Citigroup beat analysts' estimates for first-quarter earnings and revenue, and the bank's stock rose in pre-market trading. Citi's investment banking business jumped and the bank also released funds it had set aside for bad loans.
Citigroup bank made $4 billion, up 17 percent from a year ago, after stripping out the effects of an accounting charge. That amounted to $1.29 per share, beating the $1.17 that analysts polled by FactSet were expecting.
Revenue was $20.8 billion after stripping out the accounting charge, up 3 percent from a year ago. That also beat the $20.2 billion that analysts had expected.
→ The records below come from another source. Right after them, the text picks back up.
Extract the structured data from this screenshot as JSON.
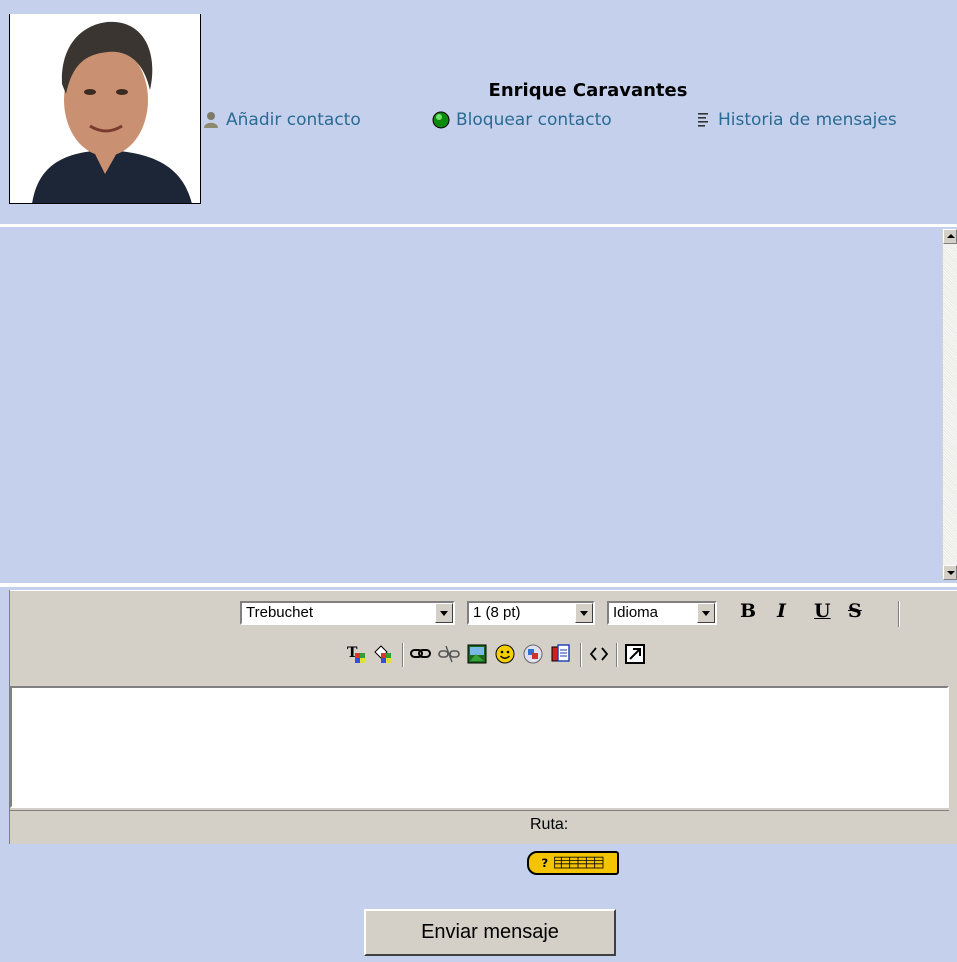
{
  "contact": {
    "name": "Enrique Caravantes",
    "actions": [
      {
        "label": "Añadir contacto",
        "icon": "person-icon"
      },
      {
        "label": "Bloquear contacto",
        "icon": "green-status-icon"
      },
      {
        "label": "Historia de mensajes",
        "icon": "history-list-icon"
      }
    ]
  },
  "editor": {
    "font_select": "Trebuchet",
    "size_select": "1 (8 pt)",
    "language_select": "Idioma",
    "format_buttons": [
      "B",
      "I",
      "U",
      "S"
    ],
    "path_label": "Ruta:"
  },
  "send_button": "Enviar mensaje",
  "colors": {
    "background": "#c5d1ec",
    "link": "#2a6a94",
    "toolbar": "#d4d0c8",
    "help_button": "#f5c400"
  }
}
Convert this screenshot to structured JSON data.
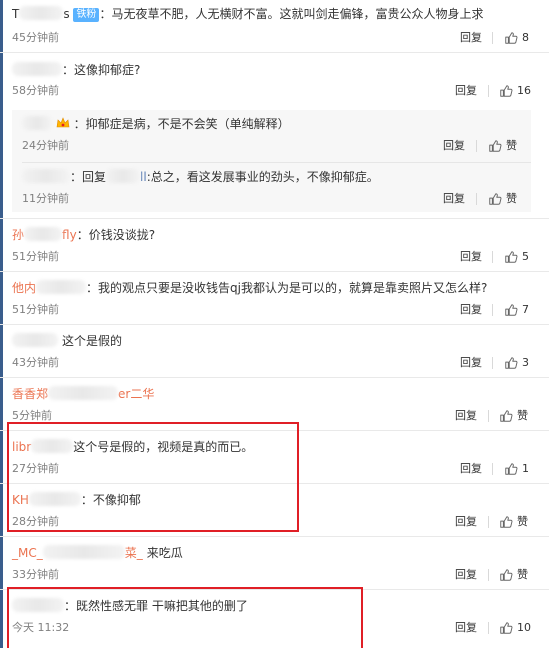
{
  "comments": [
    {
      "name_prefix": "T",
      "name_suffix": "s",
      "badge": "铁粉",
      "text": "马无夜草不肥，人无横财不富。这就叫剑走偏锋，富贵公众人物身上求",
      "time": "45分钟前",
      "reply": "回复",
      "likes": "8"
    },
    {
      "name_prefix": "",
      "name_suffix": "",
      "text": "：这像抑郁症?",
      "time": "58分钟前",
      "reply": "回复",
      "likes": "16",
      "replies": [
        {
          "name_prefix": "",
          "text": "抑郁症是病，不是不会笑（单纯解释）",
          "time": "24分钟前",
          "reply": "回复",
          "likes": "赞"
        },
        {
          "name_prefix": "",
          "reply_to_prefix": "回复",
          "reply_to_suffix": "ll",
          "text": ":总之，看这发展事业的劲头，不像抑郁症。",
          "time": "11分钟前",
          "reply": "回复",
          "likes": "赞"
        }
      ]
    },
    {
      "name_prefix": "孙",
      "name_suffix": "fly",
      "text": "：价钱没谈拢?",
      "time": "51分钟前",
      "reply": "回复",
      "likes": "5"
    },
    {
      "name_prefix": "他内",
      "name_suffix": "",
      "text": "：我的观点只要是没收钱告qj我都认为是可以的，就算是靠卖照片又怎么样?",
      "time": "51分钟前",
      "reply": "回复",
      "likes": "7"
    },
    {
      "name_prefix": "",
      "name_suffix": "",
      "text": "这个是假的",
      "time": "43分钟前",
      "reply": "回复",
      "likes": "3"
    },
    {
      "name_prefix": "香香郑",
      "name_suffix": "er二华",
      "text": "",
      "time": "5分钟前",
      "reply": "回复",
      "likes": "赞"
    },
    {
      "name_prefix": "libr",
      "name_suffix": "",
      "text": "这个号是假的，视频是真的而已。",
      "time": "27分钟前",
      "reply": "回复",
      "likes": "1"
    },
    {
      "name_prefix": "KH",
      "name_suffix": "",
      "text": "：不像抑郁",
      "time": "28分钟前",
      "reply": "回复",
      "likes": "赞"
    },
    {
      "name_prefix": "_MC_",
      "name_suffix": "菜_",
      "text": "来吃瓜",
      "time": "33分钟前",
      "reply": "回复",
      "likes": "赞"
    },
    {
      "name_prefix": "",
      "name_suffix": "",
      "text": "：既然性感无罪 干嘛把其他的删了",
      "time": "今天 11:32",
      "reply": "回复",
      "likes": "10"
    }
  ],
  "colors": {
    "name": "#eb7350",
    "highlight_box": "#e01f26",
    "nested_bg": "#f7f7f7",
    "iron_badge": "#59b2ff"
  },
  "icons": {
    "like": "thumbs-up-icon",
    "vip": "vip-crown-icon"
  }
}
Investment banking revenue there jumped 31 percent, the bank reported Monday, while revenue from consumer banking was flat. Citi's investment banking unit advised more companies on mergers and acquisitions and underwrote more stock and bond offerings. In the consumer bank, credit card revenue inched down.
Citi Holdings, the unit where the bank has shuttled troubled assets related to the financial crisis, lost less than in the same period a year ago. Citi Holdings lost $789 million, compared with more than $1 billion a year ago.
The bank also continued to release money it had set aside for bad loans, including releasing reserves from Citi Holdings' North American mortgage portfolio for the first time. Its total allowance for loan losses is now $23.7 billion, or 3.7 percent of total loans, compared to $29 billion, or 4.5 percent of total loans, a year ago.
Citi also benefited from a deferred tax credit. When companies have big losses, they get a break on taxes. Citigroup, which suffered big losses in 2008, was allowed to hold onto tax credits to use in the future, in years when it was profitable.
CEO Mike Corbat highlighted the bank's improving capital levels and the reduced "drag" from Citi Holdings.
It was Citi's first full quarter under Corbat, who took over last fall. Former CEO Vikram Pandit stepped down under pressure from a board that was unhappy with his efforts to turn around the bank. Corbat is now under pressure to turn around a bank that his predecessor couldn't.
Corbat called the bank's first quarter results encouraging, but he sounded more cautious about the economy than his peers at JPMorgan and Wells Fargo did when they reported earnings Friday.
"The environment remains challenging," Corbat said in a prepared statement, "and we are sure to be tested as we go through the year."
Citi's stock rose 2 percent to $45.83 in pre-market trading even while stock index futures were down.